Andando pelos corredores foi visível perceber o olhar cansado, o esgotamento e pressão que esses profissionais estão neste momento. E é compreensível. Ver e cuidar diariamente de pessoas em estado grave, lutando pela própria vida cansa, é estressante e triste. Ao passar pela UTI também vi pessoas em estado grave, entubadas, desacordadas e sozinhas. Vivenciar um momento desses isolado é desumano, e é isso que a Covid-19 faz.

Ao parar na entrada da porta da UTI bati o olho em uma senhora que estava com os olhos fechados e respirando por aparelhos. Naquele momento me lembrei da minha avó e tive de segurar a emoção. Imaginar um familiar nessas condições causa um turbilhão de sentimentos. É tristeza, revolta, dor e muitos outros. É pensar que um simples “encontro” entre amigos pode causar a dor e até o falecimento de alguém.

Há um ano trabalhando para salvar vidas, o semblante dos profissionais é mais abatido, apático. Porém, sempre que questionados se estavam cansados a resposta dada a mim era a mesma: a luta tem que continuar.
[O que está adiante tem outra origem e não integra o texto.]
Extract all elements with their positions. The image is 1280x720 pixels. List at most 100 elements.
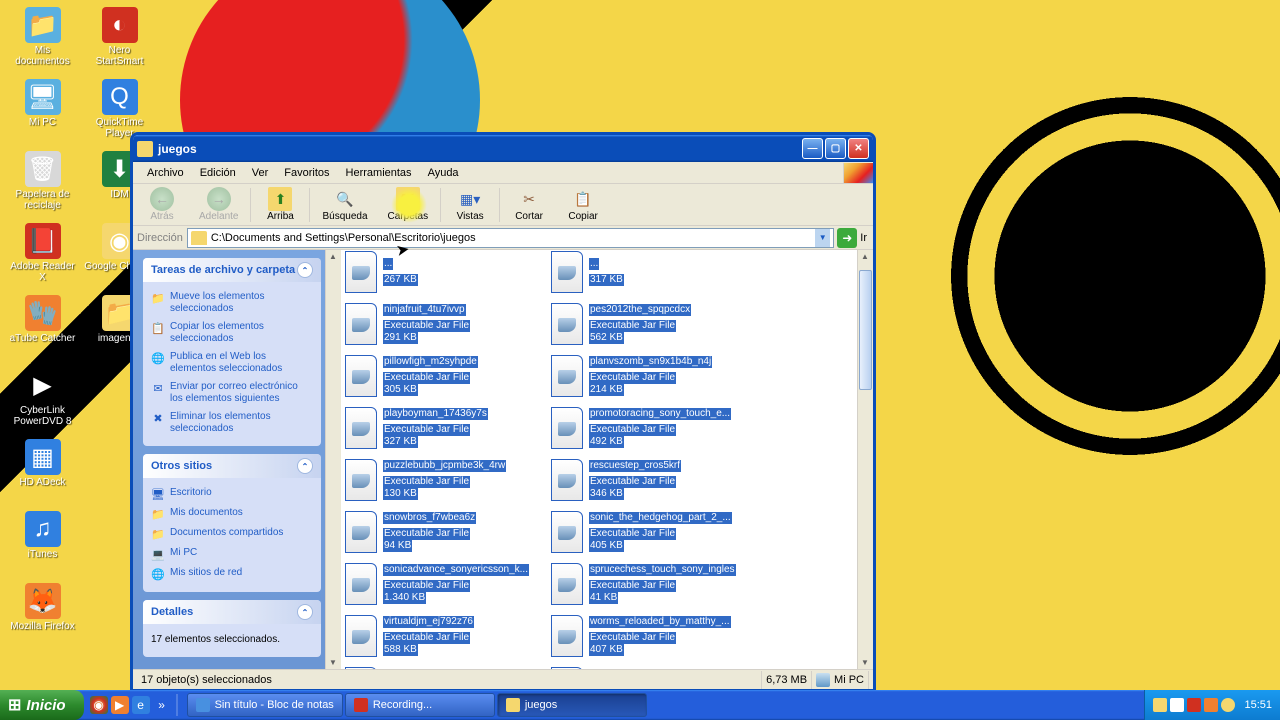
search-button[interactable]: 🔍Búsqueda xyxy=(312,185,377,225)
task-link[interactable]: ✉Enviar por correo electrónico los eleme… xyxy=(151,378,313,408)
chrome-icon[interactable]: ◉ xyxy=(90,696,108,714)
task-group-header[interactable]: Tareas de archivo y carpeta⌃ xyxy=(143,258,321,282)
desktop-icon[interactable]: 🧤aTube Catcher xyxy=(5,293,80,363)
task-text: Copiar los elementos seleccionados xyxy=(170,321,313,345)
icon-label: Mi PC xyxy=(29,117,56,128)
status-objects: 17 objeto(s) seleccionados xyxy=(137,671,762,689)
forward-button[interactable]: →Adelante xyxy=(189,185,248,225)
tray-icon[interactable] xyxy=(1204,698,1218,712)
task-link[interactable]: 📁Mis documentos xyxy=(151,504,313,524)
menu-archivo[interactable]: Archivo xyxy=(139,164,192,182)
file-item[interactable]: promotoracing_sony_touch_e...Executable … xyxy=(551,404,751,452)
file-item[interactable]: puzzlebubb_jcpmbe3k_4rwExecutable Jar Fi… xyxy=(345,456,545,504)
cut-button[interactable]: ✂Cortar xyxy=(502,185,556,225)
maximize-button[interactable]: ▢ xyxy=(825,138,846,159)
clock[interactable]: 15:51 xyxy=(1244,699,1272,711)
task-icon: 📁 xyxy=(151,527,165,541)
status-location: Mi PC xyxy=(812,671,869,689)
back-button[interactable]: ←Atrás xyxy=(135,185,189,225)
tray-icon[interactable] xyxy=(1170,698,1184,712)
task-app-icon xyxy=(196,698,210,712)
scrollbar[interactable] xyxy=(857,250,873,669)
computer-icon xyxy=(816,673,830,687)
file-size: 291 KB xyxy=(383,332,418,344)
copy-button[interactable]: 📋Copiar xyxy=(556,185,610,225)
file-item[interactable]: planvszomb_sn9x1b4b_n4jExecutable Jar Fi… xyxy=(551,352,751,400)
task-group-header[interactable]: Detalles⌃ xyxy=(143,600,321,624)
desktop-icon[interactable]: ♫iTunes xyxy=(5,509,80,579)
menu-ayuda[interactable]: Ayuda xyxy=(420,164,467,182)
task-link[interactable]: 📁Mueve los elementos seleccionados xyxy=(151,288,313,318)
menu-herramientas[interactable]: Herramientas xyxy=(338,164,420,182)
file-name: pillowfigh_m2syhpde xyxy=(383,356,478,368)
file-item[interactable]: pes2012the_spqpcdcxExecutable Jar File56… xyxy=(551,300,751,348)
file-name: playboyman_17436y7s xyxy=(383,408,488,420)
scrollbar-thumb[interactable] xyxy=(859,270,872,390)
scrollbar[interactable] xyxy=(325,250,341,669)
folders-button[interactable]: 📁Carpetas xyxy=(378,185,439,225)
task-link[interactable]: ✖Eliminar los elementos seleccionados xyxy=(151,408,313,438)
file-item[interactable]: worms_reloaded_by_matthy_...Executable J… xyxy=(551,612,751,660)
desktop-icon[interactable]: 🖥Mi PC xyxy=(5,77,80,147)
address-field[interactable]: ▼ xyxy=(187,228,834,248)
task-link[interactable]: 🖥Escritorio xyxy=(151,484,313,504)
address-input[interactable] xyxy=(211,232,815,244)
task-link[interactable]: 📁Documentos compartidos xyxy=(151,524,313,544)
menu-ver[interactable]: Ver xyxy=(244,164,277,182)
file-item[interactable]: virtualdjm_ej792z76Executable Jar File58… xyxy=(345,612,545,660)
show-desktop-icon[interactable]: » xyxy=(153,696,171,714)
window-titlebar[interactable]: juegos — ▢ ✕ xyxy=(133,135,873,162)
task-label: Sin título - Bloc de notas xyxy=(215,699,334,711)
file-item[interactable]: playboyman_17436y7sExecutable Jar File32… xyxy=(345,404,545,452)
task-label: juegos xyxy=(525,699,557,711)
tray-icon[interactable] xyxy=(1153,698,1167,712)
views-button[interactable]: ▦▾Vistas xyxy=(443,185,497,225)
ie-icon[interactable]: e xyxy=(132,696,150,714)
file-item[interactable]: askadam_941rzq7cExecutable Jar File xyxy=(345,664,545,669)
desktop-icon[interactable]: ▦HD ADeck xyxy=(5,437,80,507)
file-type: Executable Jar File xyxy=(589,476,676,488)
desktop-icon[interactable]: 🗑Papelera de reciclaje xyxy=(5,149,80,219)
task-link[interactable]: 💻Mi PC xyxy=(151,544,313,564)
file-item[interactable]: sprucechess_touch_sony_inglesExecutable … xyxy=(551,560,751,608)
file-item[interactable]: playboy-te_vvvahyxlExecutable Jar File xyxy=(551,664,751,669)
file-item[interactable]: ...317 KB xyxy=(551,250,751,296)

Mesmo exauridos, eles continuam com o sorriso no rosto para atender a dona Maria, o seu José, e muitos outros que ainda passarão por lá.
Quando todos serão vacinados e o vírus diminuirá eu não sei, mas uma coisa tenho certeza: mais do que bater panelas ou fazer textos dando o parabéns para essas pessoas, é necessário cada um fazer a sua parte e se cuidar. A luta não pode parar!